At the interface of science and computing

The GATK License

One of the catalysts for restarting the blog was the new GATK license. GATK is a great tool for the genomics community and has historically had an open (MIT) license. However, with GATK 2.0, the license is moving to a hybrid licensing model. Per the announcement

The complete GATK 2.0 suite will be distributed as a binary only, without source code for the newest tools. We plan to release the source code for these tools, but its unclear the timeframe for this. The GATK engine and programming libraries will remain open-sourced under the MIT license, as they currently are for GATK 1.0. The current GATK 1.0 tool chain, now called GATK-lite, will remain open-source under the MIT license and distributed as a companion binary to the full GATK binary. GATK-lite includes the original base quality score recalibrator (BQSR), indel realigner, unified genotyper v1, and VQSR v2.

GATK 2.0 is being released under a software license that permits non-commercial research use only. Until the beta ends and the full GATK 2.0 suite is officially launched, commercial activities should use the unrestricted GATK-lite version. In the fall we intend to release the full version of GATK 2.0. The full version will be free-to-use version for non-commercial entities, just like the beta. A commercial license will be required for commercial entities. This commercial version will include commercial-grade support for installation, configuration, and documentation, as well as long-term support for each commercial release.

This is the wrong direction. Mixed licensing has been the bane of chemistry codes for years, but seeing it in the genomics world, especially for something that started with a more permissive license is a step in the wrong direction. Others have commented on the potential reasons; commercialization, concern about use by dodby DTC genomics sites; but all of those reasons are quite weak.
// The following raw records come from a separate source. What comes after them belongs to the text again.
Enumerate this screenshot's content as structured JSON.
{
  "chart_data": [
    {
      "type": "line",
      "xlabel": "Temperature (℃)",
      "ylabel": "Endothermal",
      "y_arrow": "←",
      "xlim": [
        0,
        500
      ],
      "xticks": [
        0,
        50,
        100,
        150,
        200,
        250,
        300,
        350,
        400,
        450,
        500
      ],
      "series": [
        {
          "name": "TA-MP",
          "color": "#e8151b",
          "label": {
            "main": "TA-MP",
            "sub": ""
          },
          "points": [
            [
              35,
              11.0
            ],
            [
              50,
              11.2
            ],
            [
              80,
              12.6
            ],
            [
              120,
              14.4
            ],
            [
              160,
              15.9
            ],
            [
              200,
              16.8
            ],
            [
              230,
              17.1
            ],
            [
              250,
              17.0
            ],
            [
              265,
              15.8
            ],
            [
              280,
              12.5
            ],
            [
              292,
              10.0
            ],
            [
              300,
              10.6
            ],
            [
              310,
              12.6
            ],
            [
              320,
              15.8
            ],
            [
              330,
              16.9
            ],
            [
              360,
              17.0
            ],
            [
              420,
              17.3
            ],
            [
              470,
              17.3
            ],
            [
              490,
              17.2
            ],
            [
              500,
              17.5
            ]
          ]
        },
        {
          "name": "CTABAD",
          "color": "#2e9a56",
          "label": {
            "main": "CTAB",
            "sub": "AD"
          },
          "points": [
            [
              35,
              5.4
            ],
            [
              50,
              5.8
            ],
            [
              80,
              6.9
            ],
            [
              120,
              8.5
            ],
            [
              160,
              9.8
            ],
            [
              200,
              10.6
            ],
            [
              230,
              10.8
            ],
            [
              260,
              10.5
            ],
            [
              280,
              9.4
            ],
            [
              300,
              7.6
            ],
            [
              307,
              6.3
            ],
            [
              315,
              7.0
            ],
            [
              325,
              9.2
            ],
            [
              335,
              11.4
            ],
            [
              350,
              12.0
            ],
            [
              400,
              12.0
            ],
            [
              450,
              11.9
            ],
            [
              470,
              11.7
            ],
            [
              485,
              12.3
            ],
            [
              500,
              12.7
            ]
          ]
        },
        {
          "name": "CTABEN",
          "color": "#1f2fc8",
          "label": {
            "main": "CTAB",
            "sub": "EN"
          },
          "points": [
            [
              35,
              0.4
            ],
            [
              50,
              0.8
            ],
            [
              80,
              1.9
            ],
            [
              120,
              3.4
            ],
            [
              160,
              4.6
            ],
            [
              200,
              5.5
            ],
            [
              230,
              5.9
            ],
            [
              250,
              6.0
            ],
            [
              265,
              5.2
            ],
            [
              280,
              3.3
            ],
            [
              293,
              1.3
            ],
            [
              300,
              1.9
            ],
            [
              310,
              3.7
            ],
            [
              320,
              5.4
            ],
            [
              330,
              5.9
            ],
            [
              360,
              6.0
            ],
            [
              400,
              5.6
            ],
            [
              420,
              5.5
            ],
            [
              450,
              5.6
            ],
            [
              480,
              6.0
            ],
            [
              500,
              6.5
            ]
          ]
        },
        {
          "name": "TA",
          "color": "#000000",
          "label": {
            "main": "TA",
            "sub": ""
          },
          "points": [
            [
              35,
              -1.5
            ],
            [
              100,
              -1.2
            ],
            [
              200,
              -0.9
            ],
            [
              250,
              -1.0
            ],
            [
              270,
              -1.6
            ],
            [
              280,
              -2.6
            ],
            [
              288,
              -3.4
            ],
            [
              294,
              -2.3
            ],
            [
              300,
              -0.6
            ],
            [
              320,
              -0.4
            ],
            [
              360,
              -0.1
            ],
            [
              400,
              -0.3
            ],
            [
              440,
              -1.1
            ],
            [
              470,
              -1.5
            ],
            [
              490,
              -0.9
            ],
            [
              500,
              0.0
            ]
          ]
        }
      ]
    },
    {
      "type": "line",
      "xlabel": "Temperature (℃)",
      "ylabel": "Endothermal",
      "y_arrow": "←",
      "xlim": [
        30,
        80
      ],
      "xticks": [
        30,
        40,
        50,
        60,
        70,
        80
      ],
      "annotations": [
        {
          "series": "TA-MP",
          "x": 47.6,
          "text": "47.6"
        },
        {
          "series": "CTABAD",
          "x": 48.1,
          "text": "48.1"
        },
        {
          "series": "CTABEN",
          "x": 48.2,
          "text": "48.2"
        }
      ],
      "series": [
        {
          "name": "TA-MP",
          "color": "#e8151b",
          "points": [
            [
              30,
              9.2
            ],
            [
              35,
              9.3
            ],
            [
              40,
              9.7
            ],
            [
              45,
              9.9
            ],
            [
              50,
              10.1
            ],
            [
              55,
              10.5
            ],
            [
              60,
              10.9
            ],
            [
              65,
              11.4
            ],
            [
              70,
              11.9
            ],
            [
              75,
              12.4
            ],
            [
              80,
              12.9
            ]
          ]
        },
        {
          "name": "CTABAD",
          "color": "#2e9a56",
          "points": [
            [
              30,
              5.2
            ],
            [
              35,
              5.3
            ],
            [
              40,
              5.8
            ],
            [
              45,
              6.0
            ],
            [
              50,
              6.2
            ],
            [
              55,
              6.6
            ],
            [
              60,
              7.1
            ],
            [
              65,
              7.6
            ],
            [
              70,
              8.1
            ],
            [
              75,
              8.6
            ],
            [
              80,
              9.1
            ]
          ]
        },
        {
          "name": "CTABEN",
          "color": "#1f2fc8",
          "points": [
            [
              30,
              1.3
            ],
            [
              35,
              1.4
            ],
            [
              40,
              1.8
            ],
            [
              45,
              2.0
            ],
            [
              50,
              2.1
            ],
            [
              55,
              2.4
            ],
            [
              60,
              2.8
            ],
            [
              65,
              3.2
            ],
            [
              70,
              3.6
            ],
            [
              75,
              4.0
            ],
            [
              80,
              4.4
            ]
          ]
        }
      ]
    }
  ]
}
So why is this a mistake? First, it shuts out those who may not be academics, but want to (a) do good science, and (b) contribute to good science. What if I was a smart developer, perhaps at a small company, or working for myself. Suddenly, not only is the code no longer available without a license, but their ability to contribute to improving the code is severely diminished. Second, it betrays a lack of understanding of what open source means. Yes, there are plenty of open core models, but GATK is not a company or commercial service. If it plans to be one, they should say so more clearly and spin off a company that does the work of developing products around an open source core. This is neither here nor there, and all it does is come in the way of doing good science and writing good software.

In the end, this sets a terrible precendent. The world of open source has lots of good models for monetizing software. If that is the goal, it would be best to follow those models, or focus on providing quality services, but the non-commercial entity only model is a huge backward step.